Miss Vesta sighed, and stirred her coffee delicately. ”It is unfortunate!” she said.
”Unfortunate! my dearest Vesta, it is calamitous. Just when he is comfortably settled in surroundings which he feels to be congenial”--Miss Phoebe bridled, and glanced round the pleasant dining-room--”to have these surroundings invaded by what he dislikes most in the world, a girl, and a sick girl at that; I tell you it would not surprise me if he should give notice at once.”
This was not quite true, for Miss Phoebe would have been greatly surprised at Doctor Strong's doing anything of the kind; but she enjoyed saying it, and felt rather better after it.
”We could not possibly refuse, though, Sister Phoebe,” said Miss Vesta, mildly. ”Little Vesta being my name-child, and Brother Nathaniel without faculty, as one may say,--and it is certainly no place for her at home.”
”My dearest Vesta, I have not been entirely deprived of my senses!”
Miss Phoebe spoke with some asperity. ”Of course we cannot refuse, and of course we must do our utmost for our brother's motherless child; but none the less, it is calamitous, I repeat; and I am positive that Doctor Strong will be greatly annoyed.”
At this moment Geoffrey came in, full of apologies for his ten minutes'
tardiness. The apologies were graciously received. The Miss Blyths would never have thought of such a thing as being late to breakfast themselves, but they were not ill-pleased to have their lodger, occasionally--not too often--sleep beyond the usual hour. It showed that he felt at home, Miss Phoebe said, and Miss Vesta, the mother-instinct brooding over the lad she loved, thought he needed all the sleep he could get, and more.
”It's really disgraceful!” said the young doctor for the third time, as he drew his chair up to the table. ”Yes, please, three lumps. There never was such coffee in the world, Miss Blyth. I believe the Sultan sends it to you from his own private coffee-garden. Creamed chicken?

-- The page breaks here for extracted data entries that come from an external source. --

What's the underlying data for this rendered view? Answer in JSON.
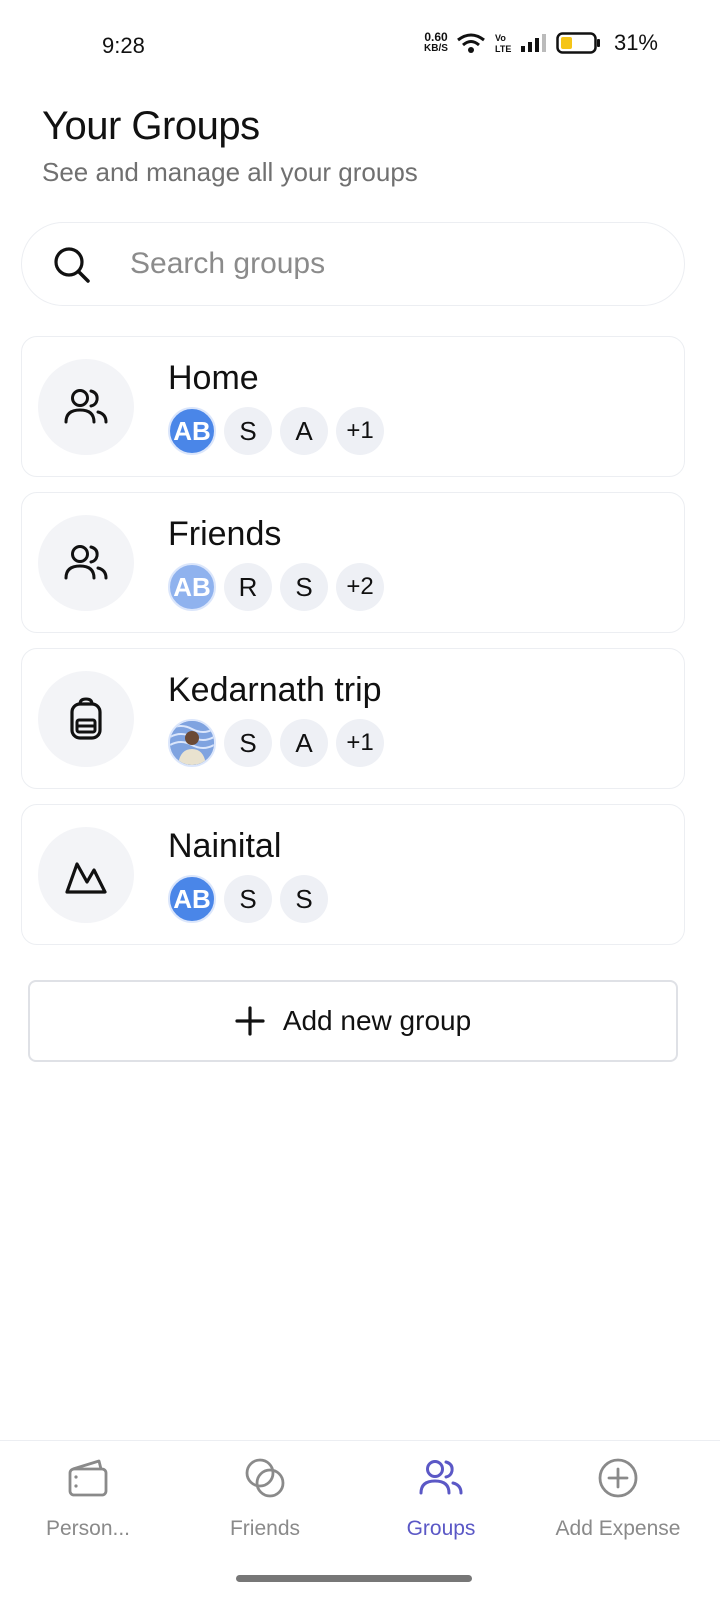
{
  "status_bar": {
    "time": "9:28",
    "net_speed_value": "0.60",
    "net_speed_unit": "KB/S",
    "battery_percent": "31%"
  },
  "header": {
    "title": "Your Groups",
    "subtitle": "See and manage all your groups"
  },
  "search": {
    "placeholder": "Search groups",
    "value": ""
  },
  "groups": [
    {
      "name": "Home",
      "icon": "users-icon",
      "members": [
        "AB",
        "S",
        "A",
        "+1"
      ]
    },
    {
      "name": "Friends",
      "icon": "users-icon",
      "members": [
        "AB",
        "R",
        "S",
        "+2"
      ]
    },
    {
      "name": "Kedarnath trip",
      "icon": "backpack-icon",
      "members": [
        "photo",
        "S",
        "A",
        "+1"
      ]
    },
    {
      "name": "Nainital",
      "icon": "mountain-icon",
      "members": [
        "AB",
        "S",
        "S"
      ]
    }
  ],
  "add_group_label": "Add new group",
  "bottom_nav": {
    "items": [
      {
        "label": "Person...",
        "icon": "wallet-icon",
        "active": false
      },
      {
        "label": "Friends",
        "icon": "overlapping-circles-icon",
        "active": false
      },
      {
        "label": "Groups",
        "icon": "users-icon",
        "active": true
      },
      {
        "label": "Add Expense",
        "icon": "plus-circle-icon",
        "active": false
      }
    ]
  },
  "colors": {
    "accent": "#5b58c6",
    "avatar_blue": "#4a86e8",
    "muted_text": "#707070"
  }
}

won't I? and m.u.f.fins, and marmalade,--what a blessing to be naturally greedy! More pain this morning, Miss Blyth? I hope not.” His quick eye had seen the cloud on his hostess's brow, and he was all attention and sympathy over his coffee-cup.
”I thank you, Doctor Strong; I feel little pain this morning; in fact, I may almost say none. But I--we have been somewhat disturbed by the contents of a letter we have received.”
”Bad news?” cried Geoffrey. ”I'm so sorry! Is there anything I can do, Miss Blyth? You will command me, of course; send telegrams or--”
”I--thank you! You are always most kind and considerate, Doctor Strong.